Gambel's Quail probably weigh a couple of pounds and would make a sumptuous feast for one of us to eat. As I was writing that, I paused to look out my window and counted fourteen or fifteen walking by. It was morning and they were emerging from their hiding places where they had roosted overnight on the bushier right side of our property. As I looked down on them, they were walking mostly to the left, radiating outward to the areas where they would be foraging this day,
Later the same day I was still thinking how impossible it would be to try to guess how many were in the yard. It was now early evening and I was sitting on the porch watching the twilight creep in, and from the brush to the left of me quail began emerging from their day of foraging, speeding up when they walked over open ground with no cover. They came sometimes in pairs, or sometimes with however many survived, now fully grown, of their spring coveys. They were heading for the sheltered places where they would spend the night, which would be on my right. They were beginning to accumulate in numbers as they strode by me, and now I was seeing bigger clusters, twenty or more, and then it was dark.

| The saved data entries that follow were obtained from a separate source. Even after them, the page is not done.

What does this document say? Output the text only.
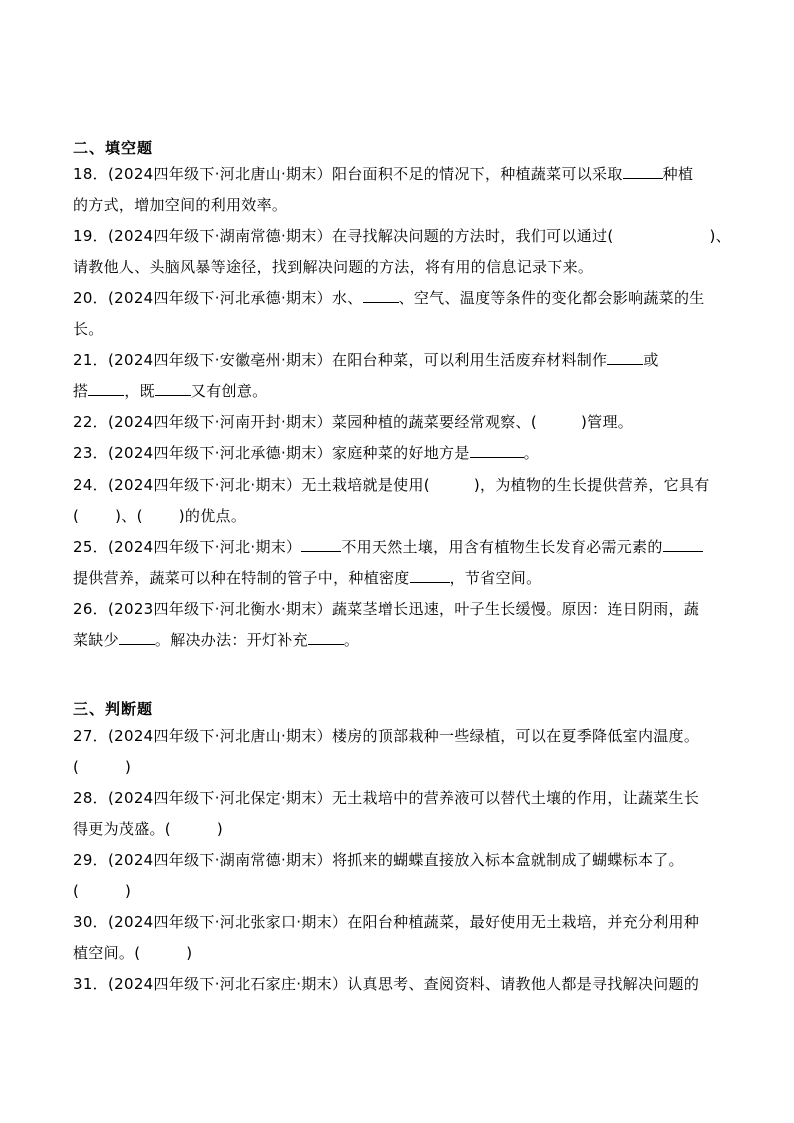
二、填空题
18．(2024四年级下·河北唐山·期末）阳台面积不足的情况下，种植蔬菜可以采取	种植
的方式，增加空间的利用效率。
19．(2024四年级下·湖南常德·期末）在寻找解决问题的方法时，我们可以通过(	)、
请教他人、头脑风暴等途径，找到解决问题的方法，将有用的信息记录下来。
20．(2024四年级下·河北承德·期末）水、 、空气、温度等条件的变化都会影响蔬菜的生
长。
21．(2024四年级下·安徽亳州·期末）在阳台种菜，可以利用生活废弃材料制作 或
搭 ，既 又有创意。
22．(2024四年级下·河南开封·期末）菜园种植的蔬菜要经常观察、(	)管理。
23．(2024四年级下·河北承德·期末）家庭种菜的好地方是	。
24．(2024四年级下·河北·期末）无土栽培就是使用(	)，为植物的生长提供营养，它具有
( )、( )的优点。
25．(2024四年级下·河北·期末）	不用天然土壤，用含有植物生长发育必需元素的
提供营养，蔬菜可以种在特制的管子中，种植密度	，节省空间。
26．(2023四年级下·河北衡水·期末）蔬菜茎增长迅速，叶子生长缓慢。原因：连日阴雨，蔬
菜缺少 。解决办法：开灯补充 。
三、判断题
27．(2024四年级下·河北唐山·期末）楼房的顶部栽种一些绿植，可以在夏季降低室内温度。
(　　　)
28．(2024四年级下·河北保定·期末）无土栽培中的营养液可以替代土壤的作用，让蔬菜生长
得更为茂盛。(　　　)
29．(2024四年级下·湖南常德·期末）将抓来的蝴蝶直接放入标本盒就制成了蝴蝶标本了。
(　　　)
30．(2024四年级下·河北张家口·期末）在阳台种植蔬菜，最好使用无土栽培，并充分利用种
植空间。(　　　)
31．(2024四年级下·河北石家庄·期末）认真思考、查阅资料、请教他人都是寻找解决问题的
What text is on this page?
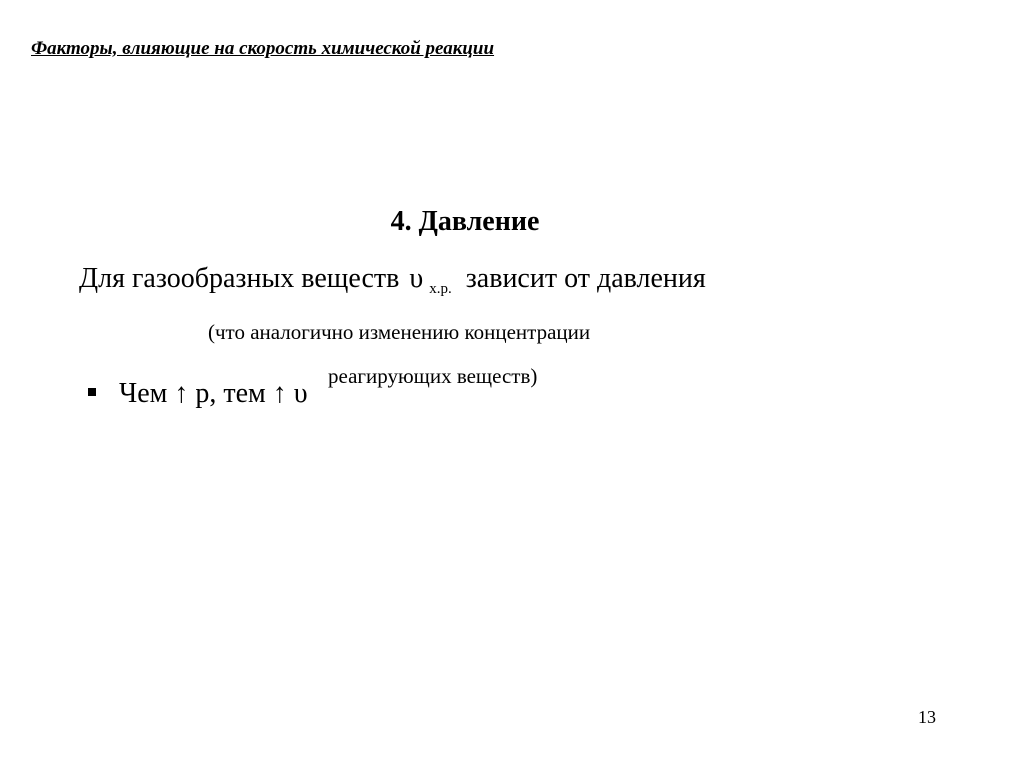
Факторы, влияющие на скорость химической реакции
4. Давление
Для газообразных веществ υ $_{х.р.}$ зависит от давления
(что аналогично изменению концентрации
Чем ↑ р, тем ↑ υ
реагирующих веществ)
13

These are the favorite prey of most of the Cooper's Hawks here, and Cooper's are certainly major predators (Tucson the city itself is overrun with Cooper's). One quail is probably a complete meal, which makes them a convenient
size. The same can be said for White-winged or Mourning Doves, which the
hawks also catch occasionally, but I suspect doves are faster flyers
harder to catch than Quail. We see Cooper's Hawks almost daily in our yard, often engaged in wild chases. If they are successful, after mantling their prey (sort of wrapping their prey inside their wings) for a few minutes they carry it up to a long, twisted mesquite limb in the middle of the yard that is parallel to the ground and up seven or eight feet off the ground. There they stay for quite a while carefully plucking the bird, creating a small snow shower. Then they carry it off to a more secluded place to eat it. Or, less often (maybe it's when they are really hungry) they just pluck it on the ground where they caught it.
A typical conversation around here:
"Hey, there's a hawk out there."
"Up in the plucking tree?"
"Yes, and be careful how you pronounce it."